Written by Juliana Cohen, Assistant Professor, Merrimack College; Adjunct Assistant Professor, Harvard TH Chan School of Public Health, and Emily Broad Leib, Director of the Harvard Food Law and Policy Clinic. Originally published by The Huffington Post on August 15, 2016.
The start of the school year is around the corner, and over 30 million children will be eating school meals every day. With this comes substantial quantities of food waste. This is nothing new- food waste has been an issue in schools for decades, and mirrors the staggering amount of food waste nationally. But it does not have to be this way. In fact, some simple but smart strategies to Reduce, Recover, and Recycle foods can make a big difference to address waste in schools. Changing practices in schools has the double benefit of reducing the amount of wasted food while also educating students about the need to reduce food waste and the ways this can be done. Catching students while they are young can help lead to the type of societal change needed to cut back on food waste.
Schools might decide on their own to implement food waste reduction plans, or they may be encouraged or forced to do so by state or local policies. However, parents (and students!) also have the power to get involved to make big changes when it comes to reducing the amount of food that lands in school trash cans.
Reducing Food Waste
First, we can focus on making changes in schools to encourage students to eat more of their healthy meals. An easy, cost-free solution is to have recess before lunch. This can significantly reduce food waste by increasing children’s appetites and removing the incentive to rush through a meal to go play outside. Many schools are receptive to this change since it is often a simple switch that can lead to students making healthier choices.
Second, giving students enough time to eat seems like an obvious way to ensure they will eat their meals, but this does not always occur in schools. In fact, there are no national standards regarding the length of school lunch periods. Research suggests that providing students with at least a 30 minute lunch period (which translates to roughly 25 minutes of seated time) leads to significant decreases in food waste. Parents can work with their school’s wellness committee to recommend an increase to the lunch period length or prevent policy changes that might make lunch periods shorter. Cities or states can even enact policies to ensure adequate student consumption time for meals.
Lastly, focusing on the palatability of the foods makes a big difference. It won’t come as a surprise to most that kids eat more when they like the taste of a food. When schools collaborate with professional chefs, students eat significantly more of their meals. Parents can work with food service directors and their school wellness committees to create a policy that encourages schools to hire a professional chef when an existing cafeteria staff member retires, or to encourage the school district to work with local chefs to help create new menus items.
It’s almost inevitable that students will occasionally have foods on their trays that go uneaten. “Share tables” can help to solve this: students can swap unwanted school meal items like milk cartons, whole fruits, or bags of baby carrots. Share tables are not only safe and legal, they are also strongly encouraged by the USDA.
What about the perfectly good foods left behind on share tables, or other leftovers from the cafeteria that have not been served to children? This excess food can be donated to charitable organizations such as food banks, pantries, or other food recovery organizations. Donating this food is safe and legal, and is also supported by the USDA. Such donations are also protected from liability under federal law. Schools can work with their local food recovery organization to set up a schedule to pick up leftover food, or can work with a non-profit organization like Food Bus, which has stepped up efforts to address this missed opportunity for food recovery from schools. In order to make it even easier on schools, several states, like California and Indiana, have created documents offering best practices to help schools ensure their share tables and food donations meet the required food safety standards.
Parents can connect with food service directors and wellness committees to set up share tables in the cafeteria or help start a donation program. Resolutions can be passed at school district, city, or state level to help create awareness and encourage food donations, and cities and states can put out guidance that helps schools to comply with state food safety rules when donating their excess food.
What should schools do with the half-eaten foods that can’t be donated? Many of these foods can be easily composted and used in school gardens (edible and decorative) or donated to local farms. Connecticut has created a great resource, which includes the steps and tools needed, as well as creative ideas like incorporating food recycling into the science curriculum and other teaching materials.
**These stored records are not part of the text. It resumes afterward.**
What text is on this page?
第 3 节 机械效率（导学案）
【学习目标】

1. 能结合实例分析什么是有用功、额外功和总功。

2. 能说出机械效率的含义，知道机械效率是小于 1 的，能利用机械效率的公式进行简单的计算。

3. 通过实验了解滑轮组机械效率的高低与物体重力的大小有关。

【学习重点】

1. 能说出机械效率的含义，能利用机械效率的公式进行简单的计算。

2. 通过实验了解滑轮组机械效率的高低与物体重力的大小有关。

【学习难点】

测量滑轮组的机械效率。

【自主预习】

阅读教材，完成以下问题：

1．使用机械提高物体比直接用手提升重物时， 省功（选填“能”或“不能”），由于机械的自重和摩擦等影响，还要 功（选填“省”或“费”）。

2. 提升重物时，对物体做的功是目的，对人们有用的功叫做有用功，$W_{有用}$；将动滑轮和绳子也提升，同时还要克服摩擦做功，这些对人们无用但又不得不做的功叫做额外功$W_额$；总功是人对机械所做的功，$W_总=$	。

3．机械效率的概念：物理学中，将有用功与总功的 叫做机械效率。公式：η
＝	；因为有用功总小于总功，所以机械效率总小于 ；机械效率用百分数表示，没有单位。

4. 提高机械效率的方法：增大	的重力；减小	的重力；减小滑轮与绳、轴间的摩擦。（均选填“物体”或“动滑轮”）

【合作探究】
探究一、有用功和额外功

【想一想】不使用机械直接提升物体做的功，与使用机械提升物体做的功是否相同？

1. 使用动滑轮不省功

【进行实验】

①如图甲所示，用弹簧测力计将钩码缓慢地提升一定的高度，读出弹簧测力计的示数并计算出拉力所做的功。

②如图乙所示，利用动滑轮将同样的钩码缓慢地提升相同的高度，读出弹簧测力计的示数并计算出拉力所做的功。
And in the City of San Francisco, where composting of food waste is required, the city runs a citywide composting program in schools that makes composting a fun challenge for the students.
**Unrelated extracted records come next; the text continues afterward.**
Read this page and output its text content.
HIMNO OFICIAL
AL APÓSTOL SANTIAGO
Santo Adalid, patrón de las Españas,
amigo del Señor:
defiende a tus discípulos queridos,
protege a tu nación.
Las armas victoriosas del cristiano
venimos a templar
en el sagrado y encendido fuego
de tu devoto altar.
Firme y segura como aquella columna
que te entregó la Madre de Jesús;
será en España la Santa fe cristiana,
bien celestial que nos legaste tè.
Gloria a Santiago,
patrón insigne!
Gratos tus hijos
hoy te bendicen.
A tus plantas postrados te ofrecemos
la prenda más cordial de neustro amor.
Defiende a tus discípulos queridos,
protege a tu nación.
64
In conclusion, there are a variety of options to reduce the amount of food from schools that winds up in the landfill. Parents can work with schools to determine what they can do to support these efforts. Just remember, school employees have a lot on their plates already! Simple steps like volunteering to help establish new food policies and practices to reduce, recover or recycle food will make a big difference in ensuring a successful school year with less food waste.